Monday, 7 February 2011

No more passengers...

Just a quick reminder of the folly of humanity and a burst of Joni Mitchell's sentiment that sometimes you don't know what you've got till it's gone. I have just finished (in 10 days of absorbed reading) "The Neanderthal Parallax", a trilogy of science fiction novels by American author Robert J. Sawyer. I'm not reviewing the books here and I don't wish to provide any spoilers for anyone who wants to read them. Suffice to say, one of the details of the setting is that huge flocks of passenger pigeons are still around due to an interesting plot device - and mammoths and mastodons as it happens, but they're another story.

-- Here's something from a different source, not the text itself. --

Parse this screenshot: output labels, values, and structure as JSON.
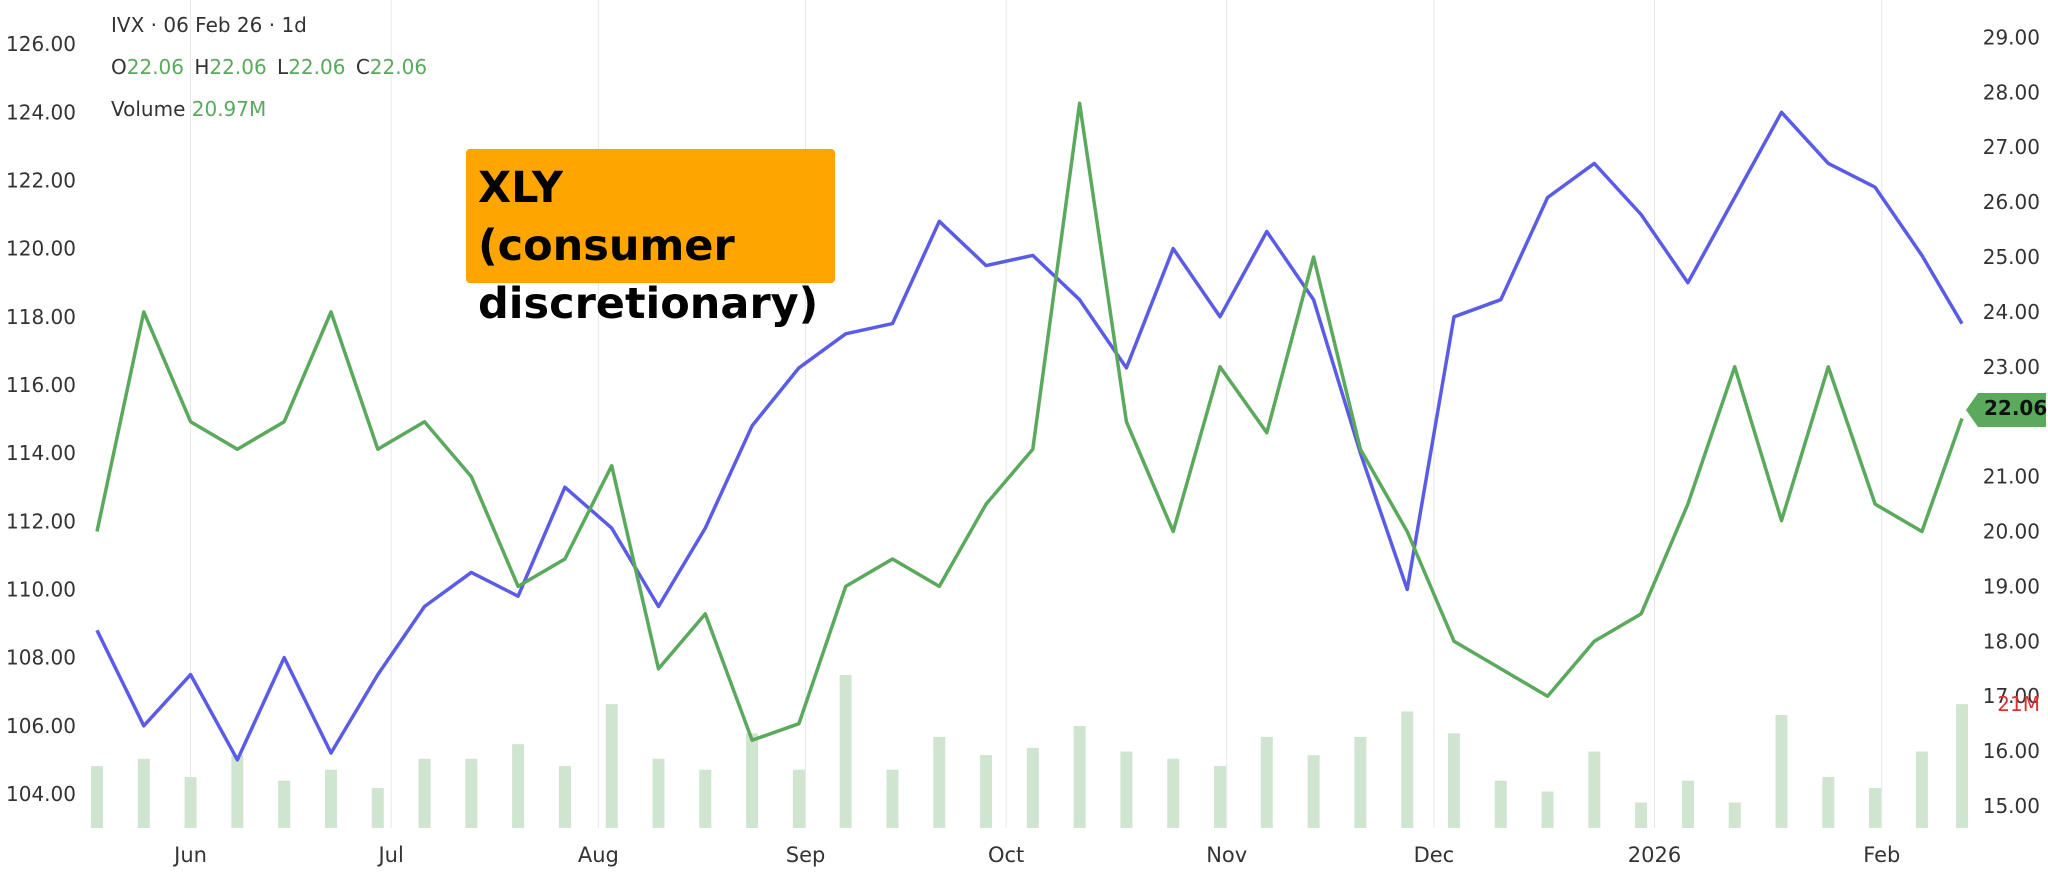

I learned what extinction of species meant via the obvious examples we all learn as children, i.e. the dinosaurs and the dodo. But my Dad had modern prints of the paintings of the famous French-American artist and naturalist John James Audubon who, in the 19th century, became famous for his amazing paintings of the birds of America, the publication of which is, in itself, a quite remarkable story (for another time perhaps). And it was through those prints that Dad told me the story of the Passenger Pigeon, for Audubon painted this species among many others. The Passenger Pigeon is, however, no more, another extinct species to bring shame on us for our our failed stewardship...

John James Audubon's Passeneger Pigeons
The Passenger Pigeon (Latin name: Ectopistes migratorius) was a native bird of North America that occurred in almost unbelievably large flocks, perhaps up to 2 BILLION individuals at a time. Its migratory movements across North America were recorded by early European settlers as taking place in dense flocks a mile wide that took several HOURS to pass overhead. The sky would literally have been dark with birds.

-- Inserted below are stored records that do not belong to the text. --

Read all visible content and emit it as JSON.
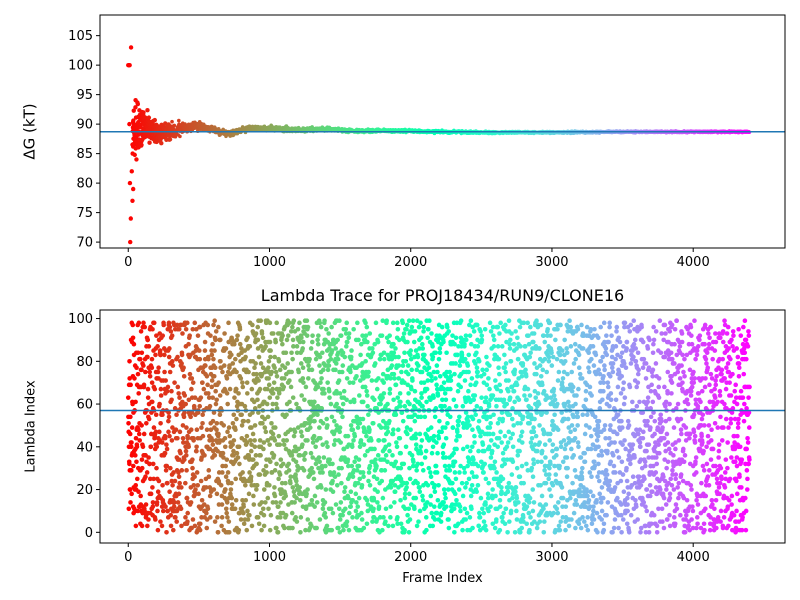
{
  "chart_data": [
    {
      "type": "scatter",
      "title": "",
      "xlabel": "",
      "ylabel": "ΔG (kT)",
      "xlim": [
        -200,
        4650
      ],
      "ylim": [
        69,
        108.5
      ],
      "xticks": [
        0,
        1000,
        2000,
        3000,
        4000
      ],
      "yticks": [
        70,
        75,
        80,
        85,
        90,
        95,
        100,
        105
      ],
      "xtick_labels": [
        "0",
        "1000",
        "2000",
        "3000",
        "4000"
      ],
      "ytick_labels": [
        "70",
        "75",
        "80",
        "85",
        "90",
        "95",
        "100",
        "105"
      ],
      "grid": false,
      "colormap": "rainbow",
      "hline": 88.7,
      "hline_color": "#1f77b4",
      "n_points": 4400,
      "initial_points": [
        {
          "x": 0,
          "y": 100
        },
        {
          "x": 5,
          "y": 100
        },
        {
          "x": 10,
          "y": 100
        },
        {
          "x": 20,
          "y": 103
        },
        {
          "x": 8,
          "y": 90
        },
        {
          "x": 12,
          "y": 80
        },
        {
          "x": 18,
          "y": 74
        },
        {
          "x": 14,
          "y": 70
        },
        {
          "x": 25,
          "y": 82
        },
        {
          "x": 30,
          "y": 77
        },
        {
          "x": 35,
          "y": 79
        }
      ],
      "convergence_series": [
        {
          "x": 50,
          "y": 88.5
        },
        {
          "x": 100,
          "y": 89.5
        },
        {
          "x": 150,
          "y": 89.2
        },
        {
          "x": 200,
          "y": 88.4
        },
        {
          "x": 300,
          "y": 88.8
        },
        {
          "x": 400,
          "y": 89.3
        },
        {
          "x": 500,
          "y": 89.6
        },
        {
          "x": 600,
          "y": 89.1
        },
        {
          "x": 700,
          "y": 88.4
        },
        {
          "x": 800,
          "y": 88.9
        },
        {
          "x": 900,
          "y": 89.4
        },
        {
          "x": 1000,
          "y": 89.2
        },
        {
          "x": 1200,
          "y": 89.0
        },
        {
          "x": 1400,
          "y": 89.2
        },
        {
          "x": 1600,
          "y": 88.8
        },
        {
          "x": 1800,
          "y": 88.9
        },
        {
          "x": 2000,
          "y": 88.8
        },
        {
          "x": 2200,
          "y": 88.7
        },
        {
          "x": 2500,
          "y": 88.6
        },
        {
          "x": 3000,
          "y": 88.6
        },
        {
          "x": 3500,
          "y": 88.7
        },
        {
          "x": 4000,
          "y": 88.7
        },
        {
          "x": 4400,
          "y": 88.7
        }
      ],
      "spread_envelope": [
        {
          "x": 50,
          "s": 3.0
        },
        {
          "x": 100,
          "s": 2.0
        },
        {
          "x": 200,
          "s": 1.2
        },
        {
          "x": 400,
          "s": 0.6
        },
        {
          "x": 800,
          "s": 0.35
        },
        {
          "x": 1500,
          "s": 0.2
        },
        {
          "x": 2500,
          "s": 0.12
        },
        {
          "x": 4400,
          "s": 0.08
        }
      ]
    },
    {
      "type": "scatter",
      "title": "Lambda Trace for PROJ18434/RUN9/CLONE16",
      "xlabel": "Frame Index",
      "ylabel": "Lambda Index",
      "xlim": [
        -200,
        4650
      ],
      "ylim": [
        -5,
        104
      ],
      "xticks": [
        0,
        1000,
        2000,
        3000,
        4000
      ],
      "yticks": [
        0,
        20,
        40,
        60,
        80,
        100
      ],
      "xtick_labels": [
        "0",
        "1000",
        "2000",
        "3000",
        "4000"
      ],
      "ytick_labels": [
        "0",
        "20",
        "40",
        "60",
        "80",
        "100"
      ],
      "grid": false,
      "colormap": "rainbow",
      "hline": 57,
      "hline_color": "#1f77b4",
      "n_points": 4400,
      "lambda_range": [
        0,
        99
      ]
    }
  ]
}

Bringing safety in numbers against natural predators, such density was to be its downfall when Europeans arrived on the North American continent. A combination of trapping and shooting in huge numbers and, it is now hypothesised, the additive effects of habitat loss from forest clearances along the migration corridors, led to a decline in population size that almost beggars belief. The hunting of passenger pigeons was commercialised principally to provide cheap meat for slaves. The combination of human pressures led to a decline to extinction in the wild by the start of the 20th Century, having been probably the most numerous bird species in the world at the start of the 19th Century. The decline was slow between 1800 and 1870, then catastrophic between 1870 and 1890.

It turned out that the wild population probably became too small to support the communal courting and mating behaviour needed for optimal reproduction. The last authenticated wild bird was seen on March 22nd 1900. Reports of other, unauthenticated, sightings cropped up into the 1930s, but the species really had gone for good.

Unforgiveable folly, heartbreaking loss, irreversible consequences. Extinction really is a one-way trip, whatever the fanciful fiction of Jurassic Park might have suggested. Look at the beautiful painting above by Audubon, of a pair of passenger pigeons, and ask yourself how much you'd give to be able to see a flock of two billion of them today.